5. Pay yourself first

A common mistake people make when trying to save is that they aim to save only what is left over at the end of the month. Your savings should come out of your bank account immediately after you have received your income. In other words, pay yourself first and remove the temptation to spend that money.

It is human nature to want to spend what we have, so by removing the money upfront, it becomes slightly easier to be disciplined with your spending over the rest of the month.

Another useful hint is to put your savings somewhere where it is a bit of an inconvenience to access. Do not simply save within your bank account since you will inevitably spend it.

And finally, if possible, set up a debit order to pay yourself first. That way it is automated and happens before you have a chance to talk yourself out of it!

Note: Of course, if you do have money left over at the end of the month, save it.

6. Deal with debt

You may hear advice that paying off expensive debt before saving is a good idea. On the numbers alone, this is normally excellent advice. However, it doesn’t always help to incubate the habit of saving.

If you allocate all your savings towards paying off debt, you will hopefully see that you owe less and less money each month. This may sound funny, but you are actually getting yourself into the habit of removing a negative rather than building a positive.

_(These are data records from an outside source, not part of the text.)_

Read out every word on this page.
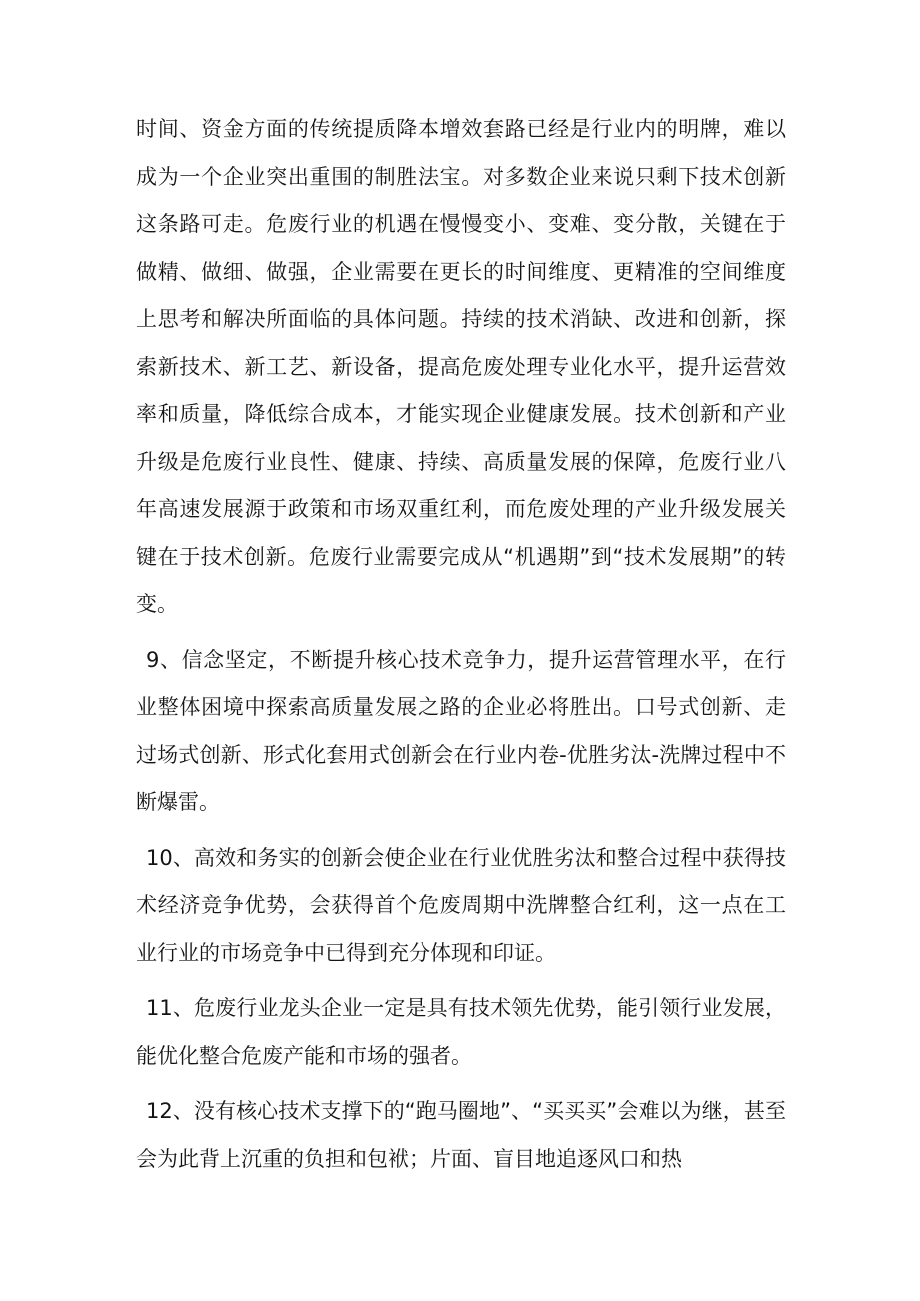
时间、资金方面的传统提质降本增效套路已经是行业内的明牌，难以成为一个企业突出重围的制胜法宝。对多数企业来说只剩下技术创新这条路可走。危废行业的机遇在慢慢变小、变难、变分散，关键在于做精、做细、做强，企业需要在更长的时间维度、更精准的空间维度上思考和解决所面临的具体问题。持续的技术消缺、改进和创新，探索新技术、新工艺、新设备，提高危废处理专业化水平，提升运营效率和质量，降低综合成本，才能实现企业健康发展。技术创新和产业升级是危废行业良性、健康、持续、高质量发展的保障，危废行业八年高速发展源于政策和市场双重红利，而危废处理的产业升级发展关键在于技术创新。危废行业需要完成从“机遇期”到“技术发展期”的转变。

9、信念坚定，不断提升核心技术竞争力，提升运营管理水平，在行业整体困境中探索高质量发展之路的企业必将胜出。口号式创新、走过场式创新、形式化套用式创新会在行业内卷-优胜劣汰-洗牌过程中不断爆雷。

10、高效和务实的创新会使企业在行业优胜劣汰和整合过程中获得技术经济竞争优势，会获得首个危废周期中洗牌整合红利，这一点在工业行业的市场竞争中已得到充分体现和印证。

11、危废行业龙头企业一定是具有技术领先优势，能引领行业发展，能优化整合危废产能和市场的强者。

12、没有核心技术支撑下的“跑马圈地”、“买买买”会难以为继，甚至会为此背上沉重的负担和包袱；片面、盲目地追逐风口和热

Obviously, the net result to your financial position is similar, but you’re focusing on the wrong thing and dealing continually with debt might simply become overwhelming in itself.

We would rather advocate that you do a bit of both. That is, pay off your most expensive debt faster and at the same time save something in a savings vehicle of sorts (our assessment calculator can assist in figuring which debt is most expensive).

Seeing your savings grow over time is a really gratifying experience and this is more likely to encourage your savings habit.

Another tip: When you do manage to pay off debt, reallocate the funds that you were spending on that debt to savings.

7. Save new income

When you get a salary increase, attempt to save a significant proportion of that increase. If you do this consistently over time, you will find that you can actually save a decent proportion of your total income quite painlessly.

In addition, when you receive a windfall, for example a tax refund or a bonus, you should aim to save a decent chunk of it.